Last Thursday I took a load of mailings to the local Kapalama Post Office. Most people don’t know me here in Honolulu and I don’t particularly look local,: not Chinese, Japanese, Filipino, Portuguese, Hawaiian, Samoan, Micronesian, or some blend of the above, though I’ve noticed that in the six years I’ve been here I blend in more and more. Some of the staff at the post office recognize me because I’m a regular customer and usually come dragging in with a stack of large envelopes, boxes and letters. I didn’t know the clerk who waited on me Thursday morning. I recognized her. She’s one of the youngest and newest and probably some mix of Hawaiian, Chinese and haole (white). She greets me warmly. All the staff here is like that: friendly. They are also very exacting in each of their transactions. Nothing gets by them and I’m certain that anything I send from here will make it to where it needs to be with the exact amount of postage and care.
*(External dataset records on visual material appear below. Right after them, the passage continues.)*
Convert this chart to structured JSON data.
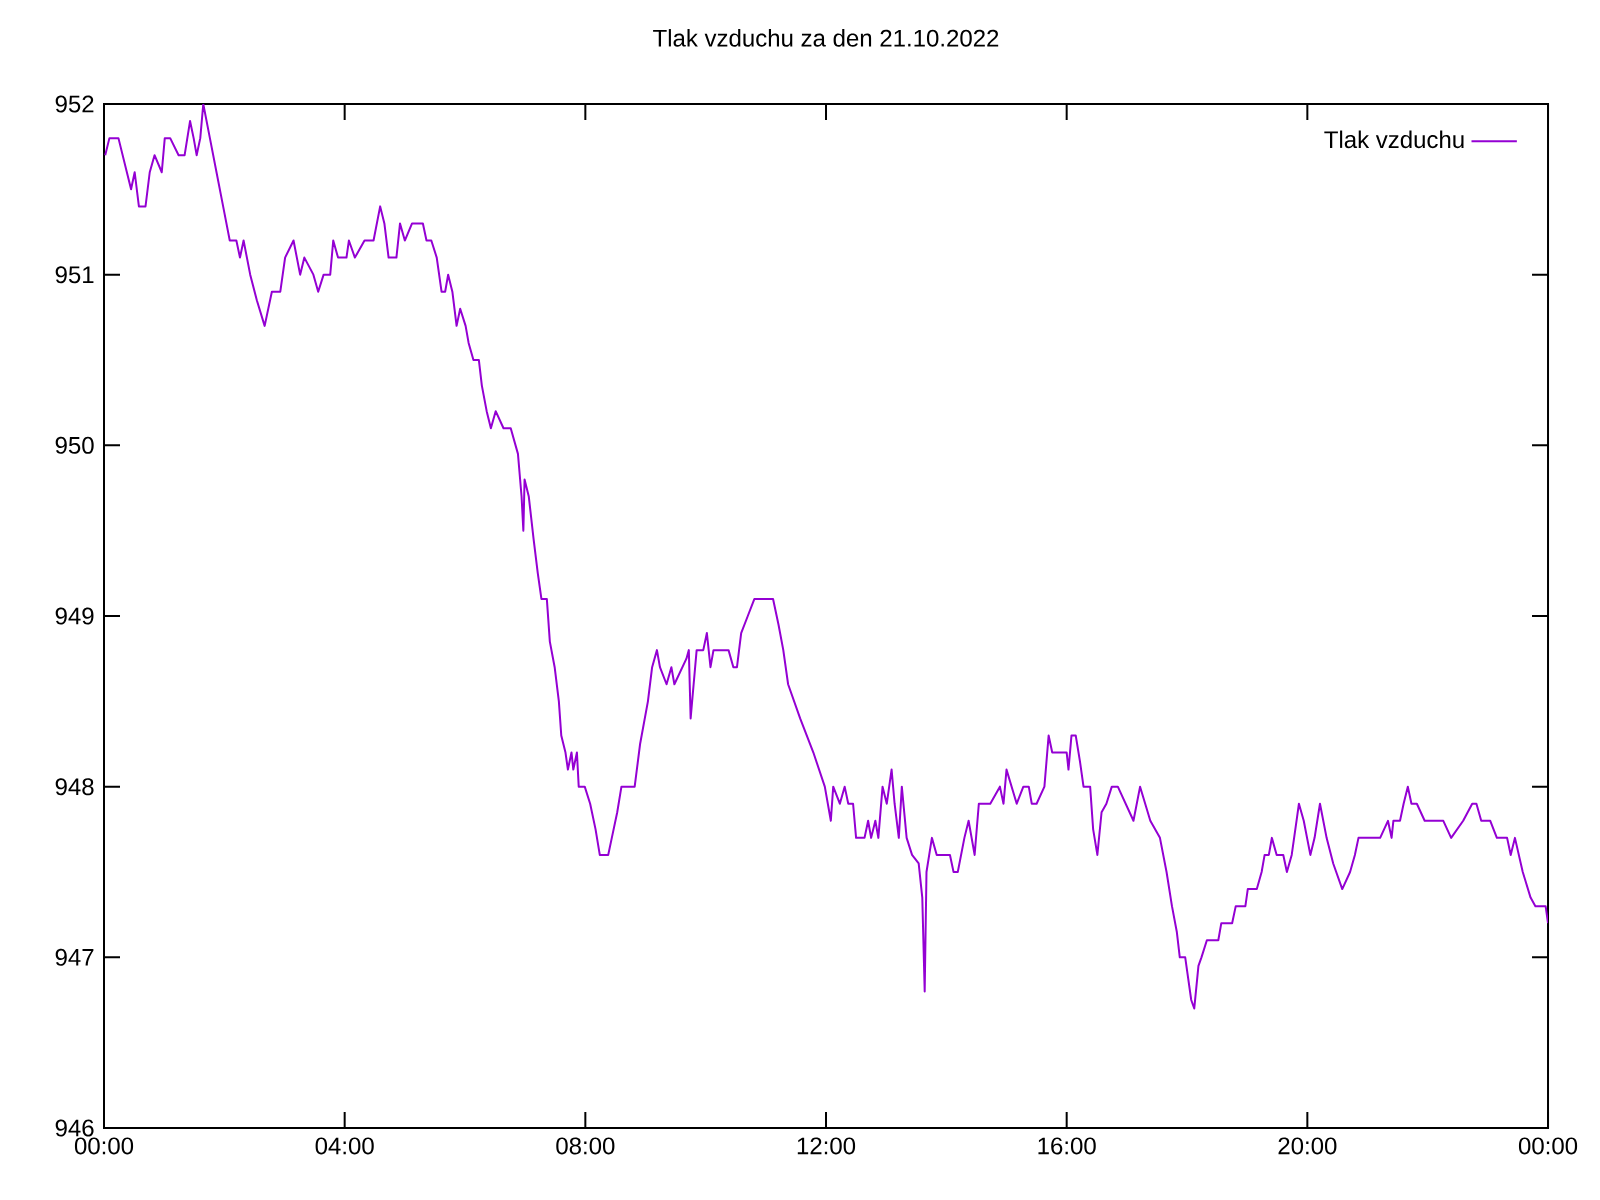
{
  "chart_data": {
    "type": "line",
    "title": "Tlak vzduchu za den 21.10.2022",
    "xlim": [
      0,
      24
    ],
    "ylim": [
      946,
      952
    ],
    "xticks": [
      {
        "value": 0,
        "label": "00:00"
      },
      {
        "value": 4,
        "label": "04:00"
      },
      {
        "value": 8,
        "label": "08:00"
      },
      {
        "value": 12,
        "label": "12:00"
      },
      {
        "value": 16,
        "label": "16:00"
      },
      {
        "value": 20,
        "label": "20:00"
      },
      {
        "value": 24,
        "label": "00:00"
      }
    ],
    "yticks": [
      946,
      947,
      948,
      949,
      950,
      951,
      952
    ],
    "legend": "top right",
    "grid": false,
    "marker": "none",
    "line_style": "solid",
    "series": [
      {
        "name": "Tlak vzduchu",
        "color": "#9400d3",
        "x": [
          0.02,
          0.09,
          0.24,
          0.38,
          0.45,
          0.51,
          0.58,
          0.69,
          0.76,
          0.84,
          0.96,
          1.01,
          1.1,
          1.24,
          1.34,
          1.43,
          1.49,
          1.54,
          1.6,
          1.65,
          1.76,
          1.87,
          1.98,
          2.09,
          2.2,
          2.26,
          2.32,
          2.43,
          2.54,
          2.67,
          2.79,
          2.93,
          3.01,
          3.15,
          3.26,
          3.33,
          3.48,
          3.56,
          3.65,
          3.76,
          3.81,
          3.89,
          4.03,
          4.07,
          4.17,
          4.33,
          4.48,
          4.59,
          4.66,
          4.73,
          4.86,
          4.92,
          5.0,
          5.12,
          5.3,
          5.36,
          5.44,
          5.53,
          5.61,
          5.67,
          5.72,
          5.79,
          5.86,
          5.92,
          6.01,
          6.06,
          6.14,
          6.23,
          6.28,
          6.36,
          6.43,
          6.51,
          6.64,
          6.76,
          6.88,
          6.94,
          6.97,
          6.99,
          7.06,
          7.14,
          7.21,
          7.27,
          7.36,
          7.41,
          7.49,
          7.56,
          7.6,
          7.67,
          7.71,
          7.77,
          7.8,
          7.86,
          7.89,
          7.99,
          8.08,
          8.17,
          8.24,
          8.38,
          8.44,
          8.53,
          8.6,
          8.82,
          8.91,
          9.04,
          9.11,
          9.19,
          9.24,
          9.35,
          9.43,
          9.48,
          9.68,
          9.72,
          9.75,
          9.8,
          9.85,
          9.96,
          10.02,
          10.08,
          10.13,
          10.38,
          10.46,
          10.52,
          10.59,
          10.7,
          10.81,
          11.12,
          11.21,
          11.29,
          11.37,
          11.57,
          11.79,
          11.98,
          12.08,
          12.12,
          12.23,
          12.31,
          12.37,
          12.45,
          12.5,
          12.64,
          12.7,
          12.75,
          12.82,
          12.87,
          12.94,
          13.01,
          13.09,
          13.14,
          13.21,
          13.26,
          13.34,
          13.43,
          13.54,
          13.6,
          13.64,
          13.67,
          13.76,
          13.84,
          14.06,
          14.12,
          14.19,
          14.3,
          14.37,
          14.47,
          14.54,
          14.73,
          14.89,
          14.95,
          15.0,
          15.17,
          15.28,
          15.37,
          15.42,
          15.5,
          15.63,
          15.7,
          15.76,
          16.0,
          16.03,
          16.08,
          16.15,
          16.22,
          16.28,
          16.39,
          16.44,
          16.51,
          16.58,
          16.66,
          16.75,
          16.85,
          17.11,
          17.22,
          17.39,
          17.55,
          17.66,
          17.75,
          17.83,
          17.88,
          17.97,
          18.07,
          18.12,
          18.19,
          18.24,
          18.33,
          18.52,
          18.57,
          18.75,
          18.81,
          18.97,
          19.01,
          19.16,
          19.24,
          19.29,
          19.36,
          19.41,
          19.49,
          19.6,
          19.66,
          19.74,
          19.82,
          19.86,
          19.94,
          20.05,
          20.12,
          20.21,
          20.32,
          20.43,
          20.58,
          20.71,
          20.79,
          20.85,
          21.21,
          21.34,
          21.4,
          21.43,
          21.54,
          21.6,
          21.67,
          21.73,
          21.82,
          21.95,
          22.26,
          22.39,
          22.59,
          22.74,
          22.81,
          22.89,
          23.04,
          23.15,
          23.32,
          23.38,
          23.45,
          23.58,
          23.71,
          23.79,
          23.96,
          24.0
        ],
        "values": [
          951.7,
          951.8,
          951.8,
          951.6,
          951.5,
          951.6,
          951.4,
          951.4,
          951.6,
          951.7,
          951.6,
          951.8,
          951.8,
          951.7,
          951.7,
          951.9,
          951.8,
          951.7,
          951.8,
          952.0,
          951.8,
          951.6,
          951.4,
          951.2,
          951.2,
          951.1,
          951.2,
          951.0,
          950.85,
          950.7,
          950.9,
          950.9,
          951.1,
          951.2,
          951.0,
          951.1,
          951.0,
          950.9,
          951.0,
          951.0,
          951.2,
          951.1,
          951.1,
          951.2,
          951.1,
          951.2,
          951.2,
          951.4,
          951.3,
          951.1,
          951.1,
          951.3,
          951.2,
          951.3,
          951.3,
          951.2,
          951.2,
          951.1,
          950.9,
          950.9,
          951.0,
          950.9,
          950.7,
          950.8,
          950.7,
          950.6,
          950.5,
          950.5,
          950.35,
          950.2,
          950.1,
          950.2,
          950.1,
          950.1,
          949.95,
          949.7,
          949.5,
          949.8,
          949.7,
          949.45,
          949.25,
          949.1,
          949.1,
          948.85,
          948.7,
          948.5,
          948.3,
          948.2,
          948.1,
          948.2,
          948.1,
          948.2,
          948.0,
          948.0,
          947.9,
          947.75,
          947.6,
          947.6,
          947.7,
          947.85,
          948.0,
          948.0,
          948.25,
          948.5,
          948.7,
          948.8,
          948.7,
          948.6,
          948.7,
          948.6,
          948.75,
          948.8,
          948.4,
          948.6,
          948.8,
          948.8,
          948.9,
          948.7,
          948.8,
          948.8,
          948.7,
          948.7,
          948.9,
          949.0,
          949.1,
          949.1,
          948.95,
          948.8,
          948.6,
          948.4,
          948.2,
          948.0,
          947.8,
          948.0,
          947.9,
          948.0,
          947.9,
          947.9,
          947.7,
          947.7,
          947.8,
          947.7,
          947.8,
          947.7,
          948.0,
          947.9,
          948.1,
          947.9,
          947.7,
          948.0,
          947.7,
          947.6,
          947.55,
          947.35,
          946.8,
          947.5,
          947.7,
          947.6,
          947.6,
          947.5,
          947.5,
          947.7,
          947.8,
          947.6,
          947.9,
          947.9,
          948.0,
          947.9,
          948.1,
          947.9,
          948.0,
          948.0,
          947.9,
          947.9,
          948.0,
          948.3,
          948.2,
          948.2,
          948.1,
          948.3,
          948.3,
          948.15,
          948.0,
          948.0,
          947.75,
          947.6,
          947.85,
          947.9,
          948.0,
          948.0,
          947.8,
          948.0,
          947.8,
          947.7,
          947.5,
          947.3,
          947.15,
          947.0,
          947.0,
          946.75,
          946.7,
          946.95,
          947.0,
          947.1,
          947.1,
          947.2,
          947.2,
          947.3,
          947.3,
          947.4,
          947.4,
          947.5,
          947.6,
          947.6,
          947.7,
          947.6,
          947.6,
          947.5,
          947.6,
          947.8,
          947.9,
          947.8,
          947.6,
          947.7,
          947.9,
          947.7,
          947.55,
          947.4,
          947.5,
          947.6,
          947.7,
          947.7,
          947.8,
          947.7,
          947.8,
          947.8,
          947.9,
          948.0,
          947.9,
          947.9,
          947.8,
          947.8,
          947.7,
          947.8,
          947.9,
          947.9,
          947.8,
          947.8,
          947.7,
          947.7,
          947.6,
          947.7,
          947.5,
          947.35,
          947.3,
          947.3,
          947.2
        ]
      }
    ]
  }
}
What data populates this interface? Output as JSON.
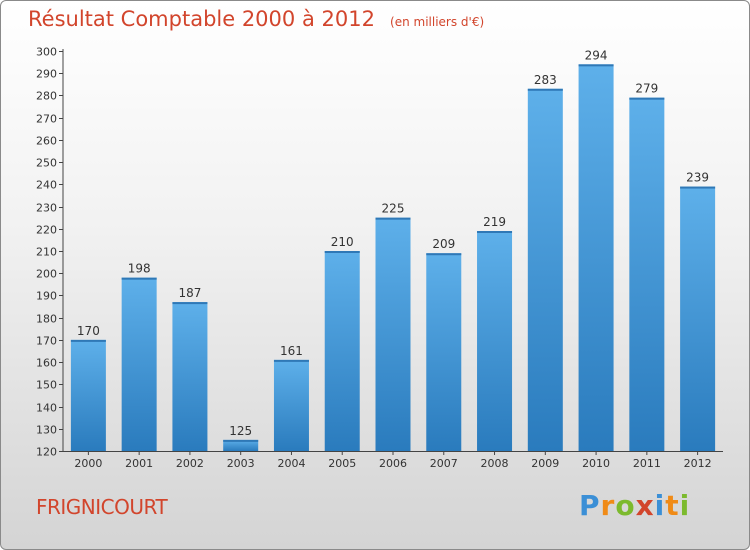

I overheard her tell the customer before me, as she handed him one of the new sheets of stamps for the new year, a set of Chinese new year stamps, something about the numbers and good and bad luck. So while I placed my stack on the counter she reiterated that the numbers of the stamps on one side add up to 444, which for the Chinese is a bad luck number, so they put stamps on both sides and now the numbers add up to 888, a good luck number.

She scanned the label of my first package with her eyes, then casually announced, as if we were in the middle of coffee: “I was talking with A___ A____ the other night.

(Hmm, how does she know A.A.? A.A. used to work with L. And how does she know I know her?)

She continued: “She said you made the best chocolate chip cookies.” We then talked about A.A. for a bit, her gifts and talents. Then I paid up and was on to my next errand in the whirlwind before leaving to start the quarter at UCLA.

That transaction reminds me that in Honolulu I am known first as one of the canoe paddling crowd, who at canoe party jams plays a mean sax, and secondly, as the one who makes those killer chocolate chip cookies. It’s only in the last year that the word is getting out about my other life. That could work for or against me.

Signing out on a rainy rainy Sunday afternoon in LA.